A $1,000 grant the Adaptive Recreation Program received from U.S. Paralympics paid to train two staff members as archery coaches and expand two programs. Recreation Programmer Patty Prather, CTRS, and Recreation staff member Michael Bredfield attended the training and are now certified as Level 1 and Level 2 archery coaches. They can teach beginning archery classes, and teach and certify other staff to become Level 1 archery instructors.
Thanks in part to the book “The Hunger Games,” archery has become very popular nationally, especially among young people. As a recreational activity, archery also plays an important part in helping Veterans who acquired a disability during their term of service to recover and return to civilian life. Studies confirm that becoming accomplished in recreational activities can help disabled vets restore their sense of competency. And, sharing positive activities with vets who have had similar combat experiences can be therapeutic. In addition to archery, Adaptive Recreation also offers river rafting, kayaking, biking, skiing, and other activities for disabled veterans.

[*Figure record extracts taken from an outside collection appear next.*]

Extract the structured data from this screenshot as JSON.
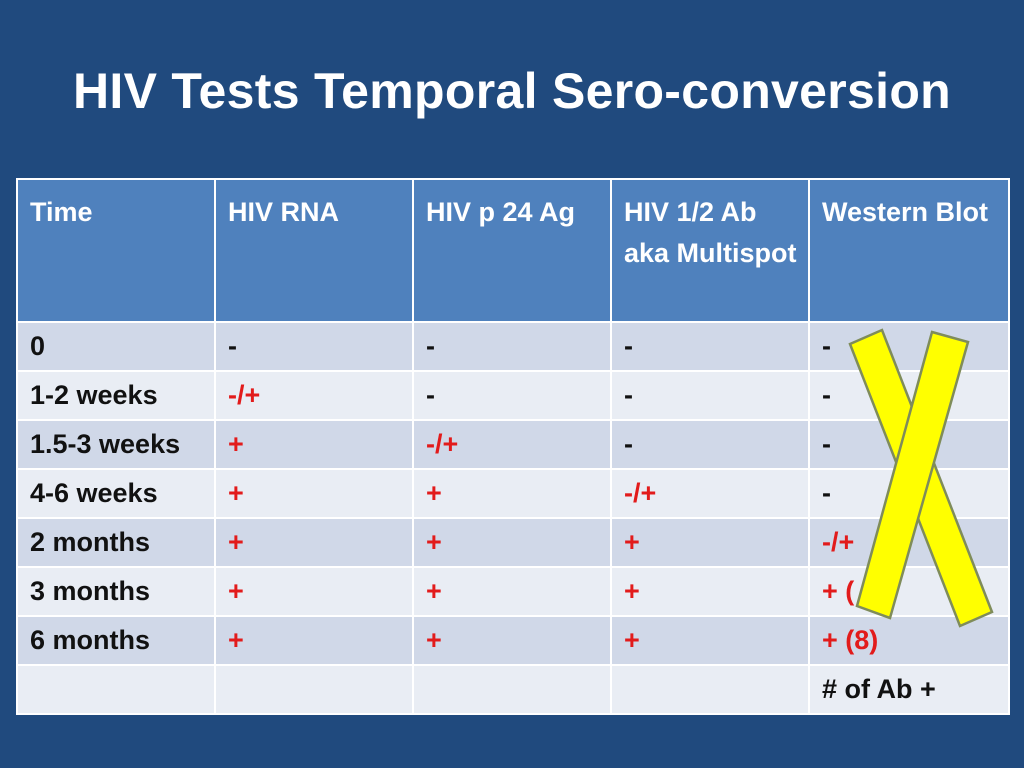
{
  "slide": {
    "title": "HIV Tests Temporal Sero-conversion"
  },
  "table": {
    "headers": [
      "Time",
      "HIV RNA",
      "HIV p 24 Ag",
      "HIV 1/2 Ab aka Multispot",
      "Western Blot"
    ],
    "rows": [
      [
        "0",
        "-",
        "-",
        "-",
        "-"
      ],
      [
        "1-2 weeks",
        "-/+",
        "-",
        "-",
        "-"
      ],
      [
        "1.5-3 weeks",
        "+",
        "-/+",
        "-",
        "-"
      ],
      [
        "4-6 weeks",
        "+",
        "+",
        "-/+",
        "-"
      ],
      [
        "2 months",
        "+",
        "+",
        "+",
        "-/+"
      ],
      [
        "3 months",
        "+",
        "+",
        "+",
        "+ ("
      ],
      [
        "6 months",
        "+",
        "+",
        "+",
        "+ (8)"
      ],
      [
        "",
        "",
        "",
        "",
        "# of Ab +"
      ]
    ]
  },
  "colors": {
    "background": "#204a7e",
    "header": "#4f81bd",
    "row_dark": "#d0d8e8",
    "row_light": "#e9edf4",
    "positive_text": "#e21b1b",
    "x_mark": "#ffff00"
  },
  "overlay": {
    "icon": "yellow-x-mark-icon"
  }
}
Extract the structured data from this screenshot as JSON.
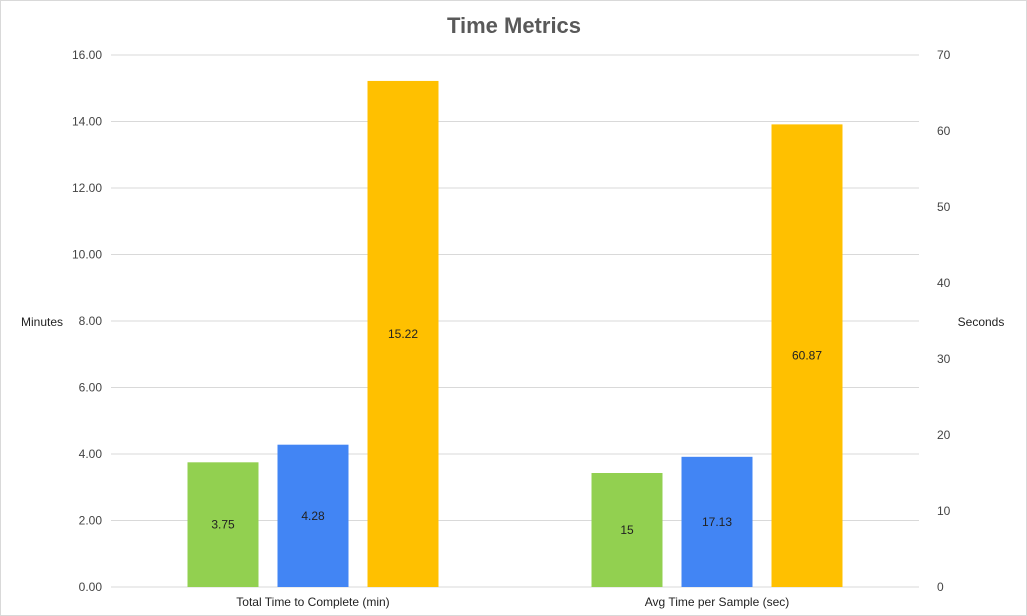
{
  "chart_data": {
    "type": "bar",
    "title": "Time Metrics",
    "categories": [
      "Total Time to Complete (min)",
      "Avg Time per Sample (sec)"
    ],
    "series": [
      {
        "color": "#92d050",
        "values": [
          3.75,
          15
        ]
      },
      {
        "color": "#4285f4",
        "values": [
          4.28,
          17.13
        ]
      },
      {
        "color": "#ffc000",
        "values": [
          15.22,
          60.87
        ]
      }
    ],
    "value_labels": [
      [
        "3.75",
        "15"
      ],
      [
        "4.28",
        "17.13"
      ],
      [
        "15.22",
        "60.87"
      ]
    ],
    "category_axis": [
      "left",
      "right"
    ],
    "y_left": {
      "label": "Minutes",
      "ylim": [
        0,
        16
      ],
      "ticks": [
        "0.00",
        "2.00",
        "4.00",
        "6.00",
        "8.00",
        "10.00",
        "12.00",
        "14.00",
        "16.00"
      ]
    },
    "y_right": {
      "label": "Seconds",
      "ylim": [
        0,
        70
      ],
      "ticks": [
        "0",
        "10",
        "20",
        "30",
        "40",
        "50",
        "60",
        "70"
      ]
    },
    "grid": true,
    "legend": "none"
  }
}
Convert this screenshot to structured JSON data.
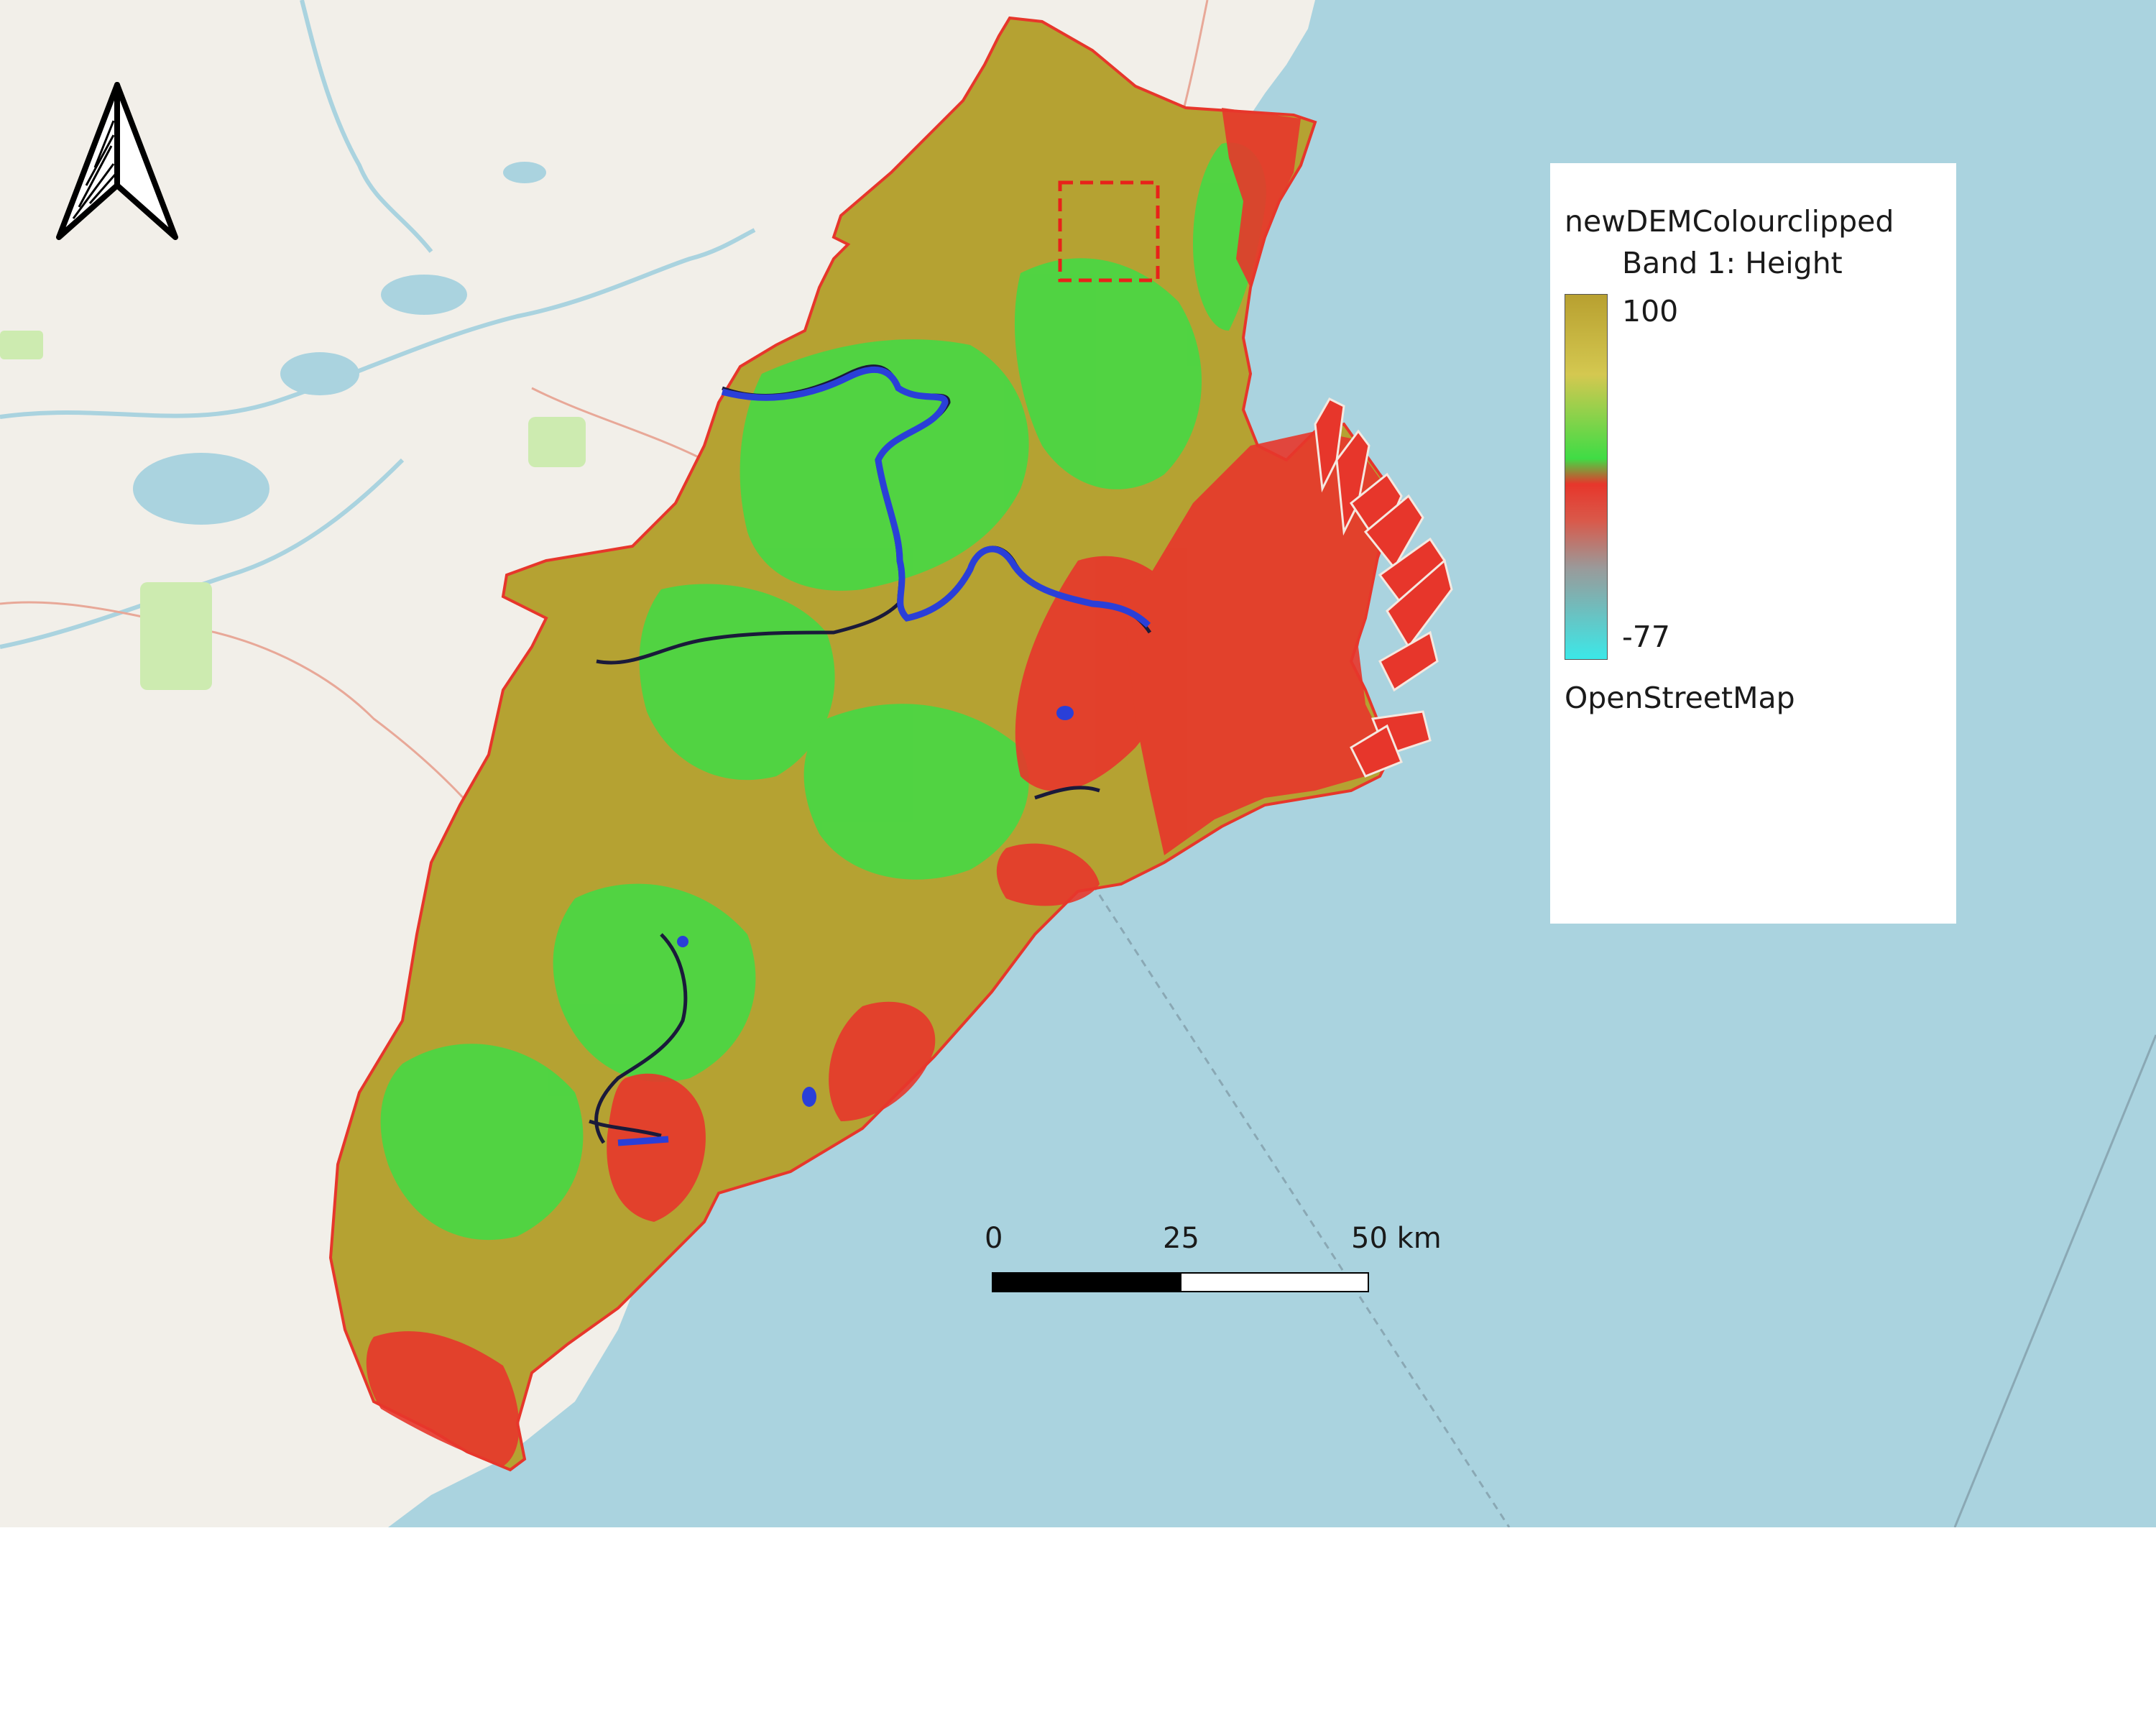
{
  "legend": {
    "layer_name": "newDEMColourclipped",
    "band_label": "Band 1: Height",
    "max_value": "100",
    "min_value": "-77",
    "basemap_label": "OpenStreetMap",
    "ramp_colors": [
      "#b8a030",
      "#d4c850",
      "#3fdc45",
      "#e7362b",
      "#d9594a",
      "#9a9a9a",
      "#3be8e8"
    ]
  },
  "scale_bar": {
    "labels": [
      "0",
      "25",
      "50 km"
    ]
  },
  "map": {
    "sea_color": "#aad3df",
    "land_color": "#f2efe9",
    "dem_high_color": "#b5a232",
    "dem_mid_color": "#3fdc45",
    "dem_low_color": "#e7362b",
    "river_color": "#2a3fd8",
    "study_box_color": "#e8221a"
  },
  "north_arrow": {
    "icon": "north-arrow-icon"
  }
}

Recreation’s Youth and Family Program at Petersen Barn began offering archery several years ago. The program has been so popular that an archery club has formed with members traveling to other Oregon cities to compete against other youth and adults.
The training the two received will help the Recreation Division expand its archery opportunities for youth, individuals with disabilities, and provide inclusive archery in Recreation’s after-school programs.